Akan tetapi, entah apa yang ada di benakmu. Tapi saya yakin kamu takkan
benar-benar lupa untuk mengirimkan pesan untukku. Makanya saya menunggu
pesan itu, meskipun seharusnya saya sudah seharusnya istirahat lantaran
seharian tak mendapatkan istirahat seperti biasanya. Lalu, apa yang
kudapati tak sesuai dengan yang kuharapkan. Telepon genggamku akhirnya
benar-benar berdering, segera saya raih berharap itu telepon darimu
namun kenyataannya itu adalah serangkaian nomor telepon baru yang orang
disana memintaku untuk membawa materi dini hari. Jujur saya harusnya
menolak permintaan itu, tapi lantaran benakku ikut berkecamuk dari
emosional dan psikologisku yang tak lagi stabil. Saya benar-benar tak
peduli dengan kondisi tubuhku yang menggigil malam itu dan segera saja
meng"iya"kan permintaannya. Fikirku itu akan membuatku melupakan
amarahku yang meluap dan menghapus kecewaku terhadap kamu. Dan tanpa
fikir panjang saya langsung bersiap kemudian berlalu menembus dinginnya
malam menuju hangatnya forum yang memberikanku suasana yang sedikit
membuatku melupakan kecewaku. Yah, disana semua telah saya lupakan. Saya
telah memadamkan amarahku dan menghapus kecewaku padamu atas kejadian
malam itu.
Memang benar jika malam itu saya berhasil melupakan kecewaku dan
padamkan amarahku. Setelah berdiskusi panjang lebih dari lima jam yang
menyita waktu tidurku hari itu yang emang sebenarnya tak mampu untuk
terlelap lantaran fikirku yang dikotori rasa kecewa dana amarah. Jadi
saya rasa waktu tidurku tak terbuang sia-sia malam itu meskipun esok
harinya saya harus benar-benar menerima kalau kondisi tubuhku tak mampu
menahan lelah dan kondisi suhu yang membuatku demam. Tapi tak ada
penyesalan buatku untuk itu. Saya tetap senang melakukannya, melakukan
sesuatu yang diminta orang lain saya lakukan untuknya.

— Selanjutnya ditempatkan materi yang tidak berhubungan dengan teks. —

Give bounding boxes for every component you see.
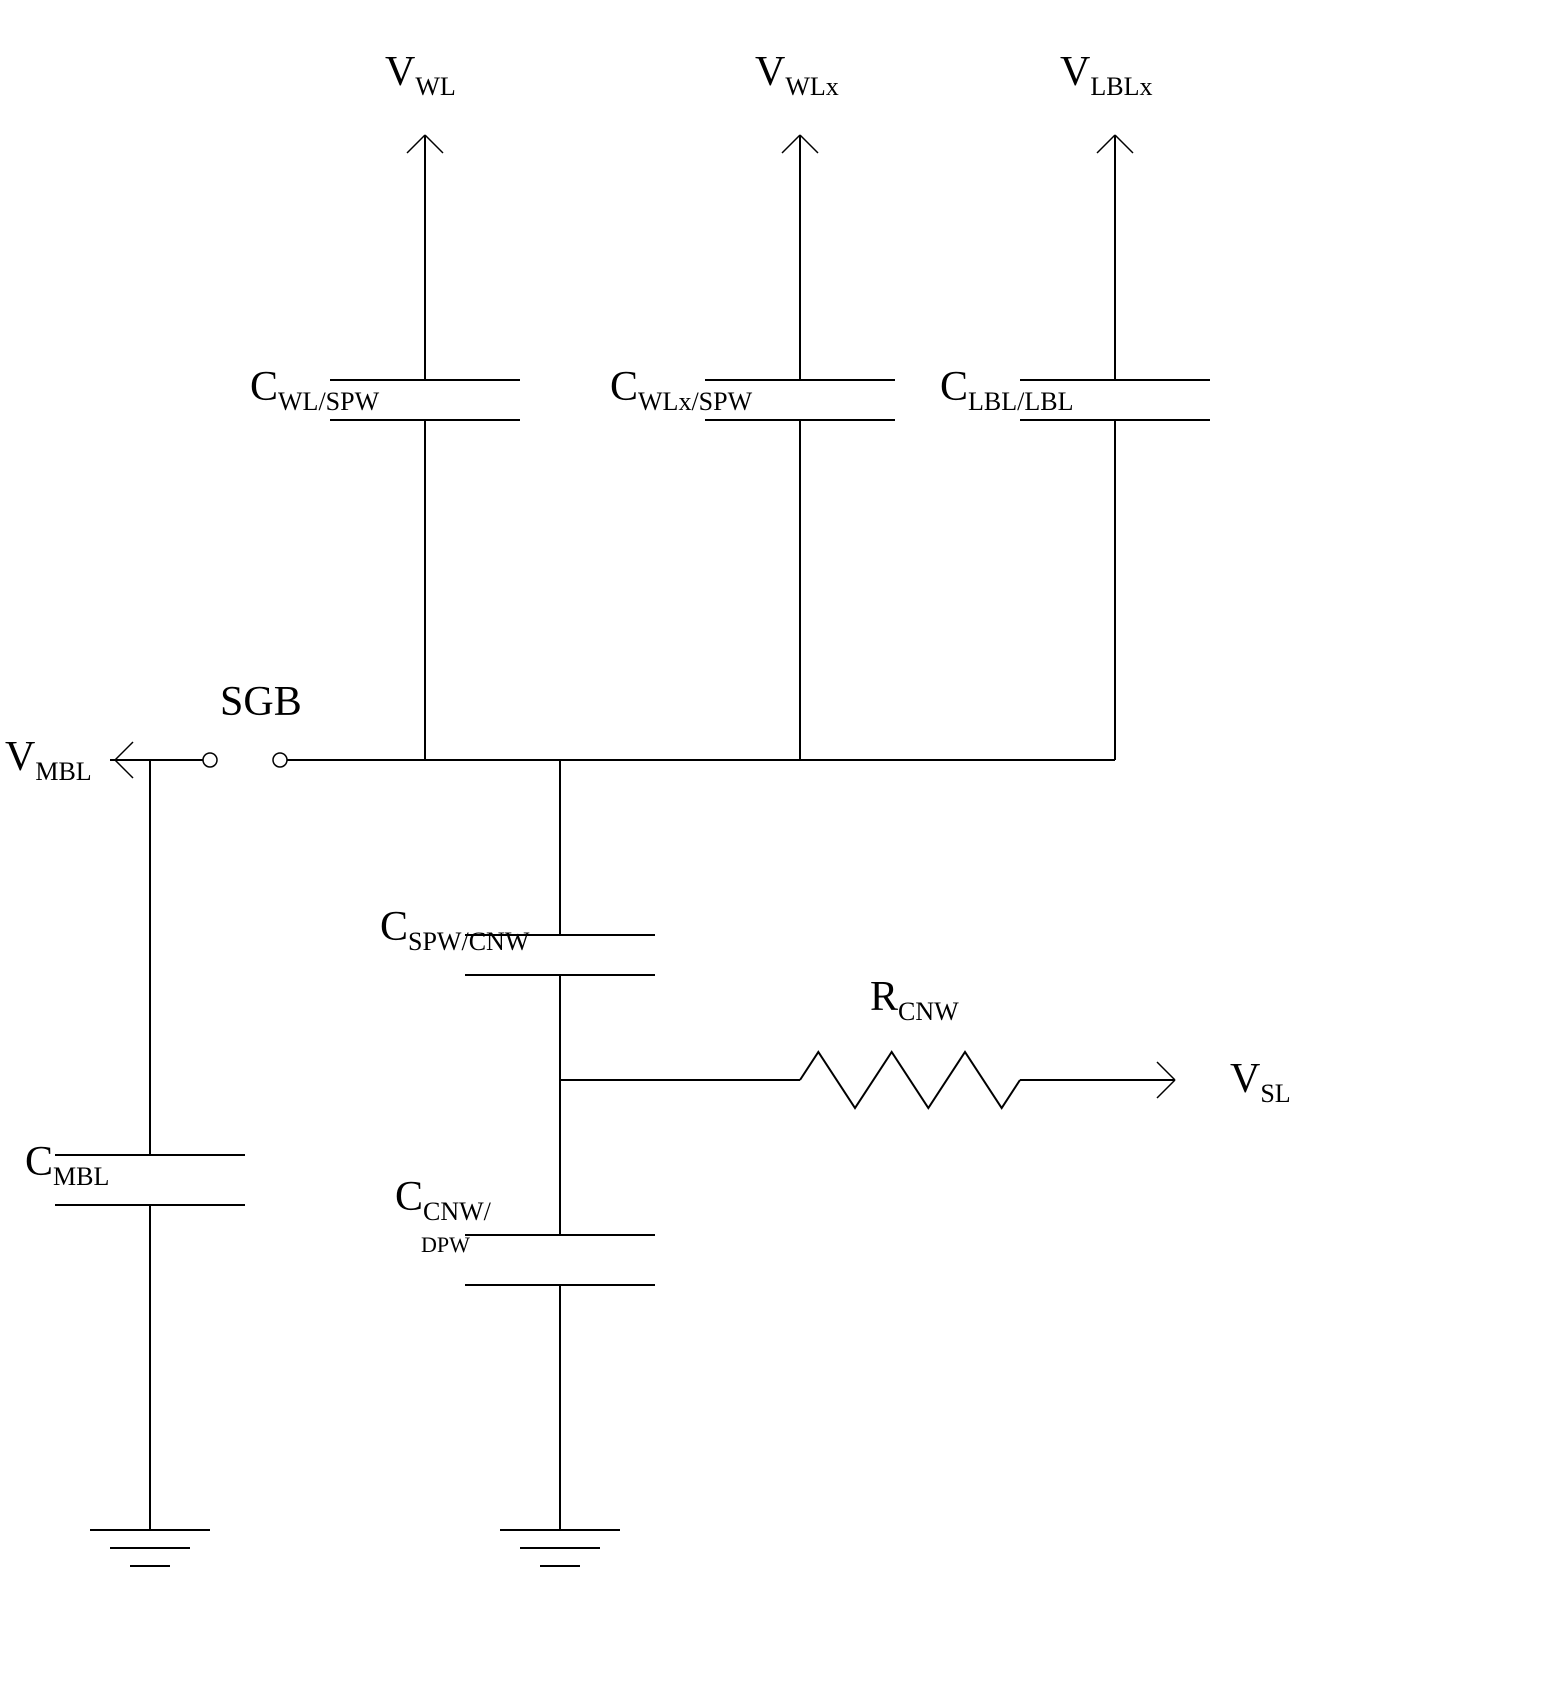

Mengakhiri ini, saya masih saja belum tahu apa sebenarnya yang ada dalam
fikirmu. Bahkan sampai saat ini pun kamu masih belum menjelaskan itu
pada saya. Hanya saja yang perlu kamu tahu bahwa saya sudah melupakan
kecewaku dan memadamkan amarahku serta memaafkan atas rasa sakit yang
mungkin tak sengaja kamu berikan untukku. Akan tetapi, bagi saya sebelum
ada pesan darimu berarti kamu memilih tetap diam dan itu sama ketika
malam itu kamu hanya diam dan berlalu, lalu itu rasanya teramat
menyakitkan. Saya bukan tidak menerimamu dengan seperti itu, tapi
perjalanan kita masihlah panjang. Jika tidak belajar dari sekarang untuk
mengerti maka akan banyak rasa sakit yang kita torehkan masing-masing.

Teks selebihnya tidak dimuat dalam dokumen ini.